Aber das ist noch nicht das Ende seines Potenzials. KI könnte sich auch für die Sicherheit von Elektrofahrzeugen und die Cybersicherheit als unschätzbar wertvoll erweisen. Mithilfe von KI können beispielsweise potenzielle Cyber-Bedrohungen erforscht sowie Lösungen für diese Sicherheitsprobleme vorgeschlagen und entwickelt werden.

Darüber hinaus kann KI bei der Benutzerauthentifizierung eine Rolle spielen, wodurch es für Hacker wesentlich schwieriger wird, sich beim Laden eines Elektroautos oder beim Versuch, Daten zu stehlen, als jemand anderes auszugeben.

4. Regelmäßige Sicherheitsüberprüfungen

Viele seriöse Plattformen verfügen aus gutem Grund über ein Cybersicherheitsteam. Dieses Team kann nicht nur mit Cyber-Bedrohungen umgehen, sondern auch häufige Prüfungen der Sicherheitsfunktionen und des Codes der Plattform durchführen, um sicherzustellen, dass nichts mehr behoben werden muss.

Auf diese Weise können Schwachstellen identifiziert werden, bevor Hacker eine Chance haben, sie auszunutzen.

5. Verbessern Sie die Benutzerauthentifizierung

Wir haben bereits erwähnt, dass die Studie von Pen Test Partners eine Ladeplattform enthüllte, die keinerlei Form der Authentifizierung enthielt. Aber auch Anbieter mit Authentifizierungsfunktionen verwenden möglicherweise schwache Techniken, die modernen Hacking-Techniken nicht standhalten können.

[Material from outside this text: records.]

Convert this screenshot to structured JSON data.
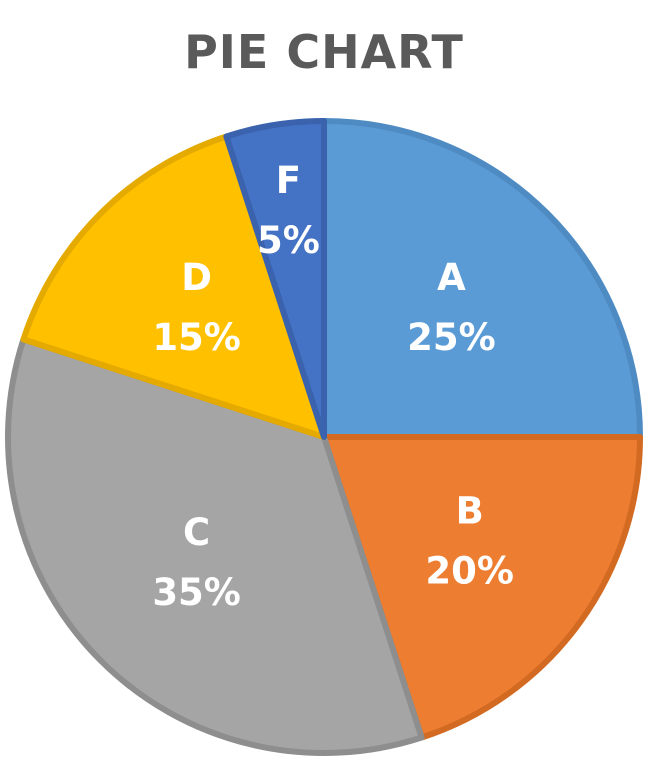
{
  "chart_data": {
    "type": "pie",
    "title": "PIE CHART",
    "slices": [
      {
        "label": "A",
        "value": 25,
        "value_label": "25%",
        "color": "#5B9BD5",
        "stroke": "#4F8BC3"
      },
      {
        "label": "B",
        "value": 20,
        "value_label": "20%",
        "color": "#ED7D31",
        "stroke": "#D36A22"
      },
      {
        "label": "C",
        "value": 35,
        "value_label": "35%",
        "color": "#A5A5A5",
        "stroke": "#8E8E8E"
      },
      {
        "label": "D",
        "value": 15,
        "value_label": "15%",
        "color": "#FFC000",
        "stroke": "#E5AA00"
      },
      {
        "label": "F",
        "value": 5,
        "value_label": "5%",
        "color": "#4472C4",
        "stroke": "#3A62AD"
      }
    ],
    "start": "12 o'clock",
    "direction": "clockwise",
    "legend": "none",
    "labels": "inside"
  }
}
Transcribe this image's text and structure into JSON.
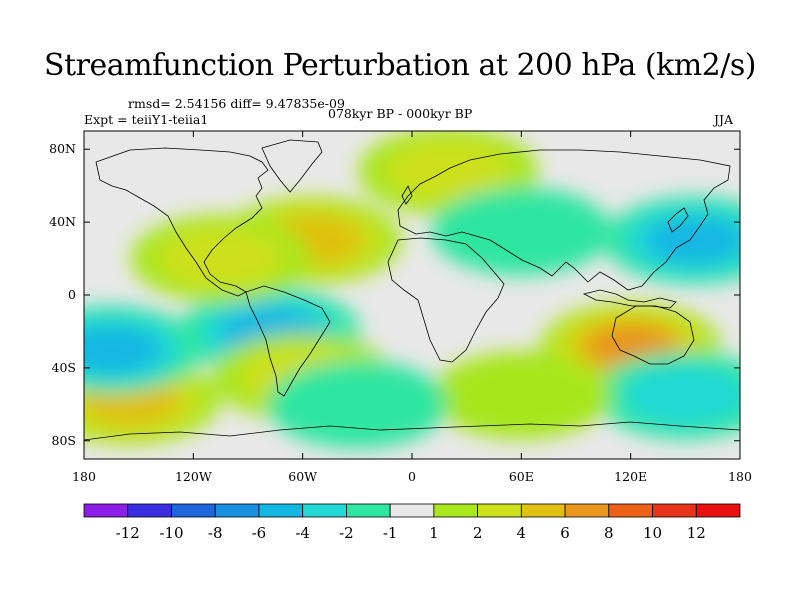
{
  "map": {
    "title": "Streamfunction Perturbation at 200 hPa (km2/s)",
    "stats": "rmsd= 2.54156 diff= 9.47835e-09",
    "experiment": "Expt = teiiY1-teiia1",
    "period": "078kyr BP - 000kyr BP",
    "season": "JJA",
    "lon_ticks": [
      "180",
      "120W",
      "60W",
      "0",
      "60E",
      "120E",
      "180"
    ],
    "lat_ticks": [
      "80N",
      "40N",
      "0",
      "40S",
      "80S"
    ],
    "colorbar": {
      "levels": [
        "-12",
        "-10",
        "-8",
        "-6",
        "-4",
        "-2",
        "-1",
        "1",
        "2",
        "4",
        "6",
        "8",
        "10",
        "12"
      ],
      "colors": [
        "#8c1ee8",
        "#3a2ee0",
        "#1f66dc",
        "#1a90e0",
        "#12b8e2",
        "#24d9d4",
        "#2fe6a0",
        "#e8e8e8",
        "#a8e61e",
        "#cde01a",
        "#e0c010",
        "#e8961c",
        "#ec6218",
        "#e8341c",
        "#e81010"
      ]
    },
    "anomalies": [
      {
        "lon": -155,
        "lat": -58,
        "value": 6
      },
      {
        "lon": -165,
        "lat": -30,
        "value": -5
      },
      {
        "lon": -78,
        "lat": -20,
        "value": -6
      },
      {
        "lon": -55,
        "lat": 30,
        "value": 5
      },
      {
        "lon": -105,
        "lat": 20,
        "value": 3
      },
      {
        "lon": 120,
        "lat": -28,
        "value": 8
      },
      {
        "lon": 155,
        "lat": 30,
        "value": -6
      },
      {
        "lon": 20,
        "lat": 68,
        "value": 3
      },
      {
        "lon": -60,
        "lat": -45,
        "value": 3
      },
      {
        "lon": 150,
        "lat": -55,
        "value": -3
      },
      {
        "lon": 60,
        "lat": -55,
        "value": 2
      },
      {
        "lon": -30,
        "lat": -60,
        "value": -2
      },
      {
        "lon": 60,
        "lat": 35,
        "value": -2
      }
    ]
  }
}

Bei unzureichenden oder fehlenden Authentifizierungsmethoden kann es für einen Hacker leicht sein, Daten zu stehlen oder sich als jemand anderes auszugeben. Beispielsweise kann Ihre Versender-ID verwendet werden, damit Ihr Zahlungsmittel belastet werden kann.

Aus diesem Grund können verbesserte Authentifizierungsebenen eine Reihe von Cyberangriffen stoppen. In diesem Projekt können Multi-Faktor-Authentifizierung, Passkeys und ähnliche Methoden verwendet werden.

Das Hacken von Ladegeräten für Elektroautos ist kein Mythos

Sie haben vielleicht noch nie persönlich mit dem Aufladen eines Elektroautos zu tun gehabt und diese Art von Angriffen ist vielleicht noch nicht weit verbreitet, aber die wachsende Nachfrage nach Elektroautos in Verbindung mit der ständigen Verbreitung neuer Ladestationen könnte das perfekte Ziel für Cyberkriminelle darstellen.

Und vergessen Sie nicht: Auch wenn Ihr Elektroauto nicht an ein Ladegerät angeschlossen ist, können Hacker möglicherweise trotzdem einen Weg hinein finden, wenn es über drahtlose Funktionen und eine eigene Datenverbindung verfügt.